On Mon, Mar 9, 2009 at 12:13 PM, Dieter Menne
<dieter.menne at menne-biomed.de> wrote:
> jakub kreisinger <jakubkreisinger <at> seznam.cz> writes:
>
>> I am trying to analyze growth data on mice. To do this I attempted to fit
> logistic curve using nlme package.
>> However, the dataset I use is large (in total ca 20 000 measures on ca 3 000
> individuals) with relatively
>> complicated structure (several explanatory variables with interactions +
> random effect where
>> individual offspring are nested within particular litters are nested within
> particular parental
>> pairs).
>> Although I had no problems to fit models, where the complexity of random
> effect was reduce (which is
>> conceptually incorrect), the fitting procedure of the full model did not reach
> the 1 iteration after
>> several hours. Do you have any idea how to solve this problem?
>
> 1) Get better starting values by using nlsList
> 2) Get still better starting values by fitting a simpler model first with
>   nlme. This is VERY successful for me, it made many problems feasibly that
>   blew up otherwise. Good luck in finding the right syntax for complex
>   start values, this can be a huge challenge.
> 3) Use lmer in lme4. Your mileage may vary, I could not find a speedup
>   for my problems, but larger problem might give one.

Did you mean nlmer in the lme4 package?  If so, it may be worthwhile
trying the development branch but that is not something for the
faint-hearted.

> 4) Use C for the core function.

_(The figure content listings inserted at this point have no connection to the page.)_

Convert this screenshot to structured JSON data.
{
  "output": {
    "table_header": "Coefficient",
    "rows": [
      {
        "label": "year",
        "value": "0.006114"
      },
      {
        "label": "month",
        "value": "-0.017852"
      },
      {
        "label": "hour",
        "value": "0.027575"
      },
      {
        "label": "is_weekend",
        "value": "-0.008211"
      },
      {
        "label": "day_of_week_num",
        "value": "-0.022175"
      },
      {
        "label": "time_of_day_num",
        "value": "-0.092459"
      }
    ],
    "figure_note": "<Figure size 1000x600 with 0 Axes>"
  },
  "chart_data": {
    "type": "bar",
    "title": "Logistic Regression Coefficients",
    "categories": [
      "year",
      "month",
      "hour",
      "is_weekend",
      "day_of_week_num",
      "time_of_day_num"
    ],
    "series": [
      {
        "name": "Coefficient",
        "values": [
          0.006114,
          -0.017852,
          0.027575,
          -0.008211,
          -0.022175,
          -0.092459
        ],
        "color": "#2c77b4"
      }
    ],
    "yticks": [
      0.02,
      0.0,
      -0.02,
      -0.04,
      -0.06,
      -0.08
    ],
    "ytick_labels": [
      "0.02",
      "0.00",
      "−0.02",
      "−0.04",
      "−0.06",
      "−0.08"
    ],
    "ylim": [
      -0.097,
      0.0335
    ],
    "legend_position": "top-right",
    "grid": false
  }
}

This is very effective, and there is at least
>   on example coming with nlme (was it SSlogist?).

Do you think that evaluation of the model function takes a substantial
portion of the computing time?  I am asking for my interest, not
because I think I know the answer.  So, for example, have you profiled
difficult nlme fits and found that the model function evaluation was
expensive?

I did find a similar result when fitting generalized linear mixed
models - a substantial portion of the execution time was spent in the
evaluation of the inverse link function and its derivative - so I
moved that to compiled code.  Interestingly in those cases it wasn't
the evaluation of the function as much as checking the boundary
conditions that was taking up time.

I wouldn't recommend patterning such code after nlme_one_comp_first in
nlme.c  I would use the .Call interface to C code instead.  The real
trick would be applying the recycling rule inside the C code without
tying yourself in knots.  A function like SSlogis (there is no "t" in
the name, by the way) takes an "input" argument and three parameters,
"Asym", "xmid" and "scal".   The "input" argument always has a length
which is the number of observations but "Asym", "xmid" and "scal" are
sometimes scalars and sometimes vectors of the same length as "input".

If you would be willing to run some tests, I will volunteer to write
the code and we can see if it helps.  (Not to say that you couldn't
write it yourself if you were so inclined but I do this a lot and
could probably get something working relatively quickly - why do
those sound like "famous last words"?)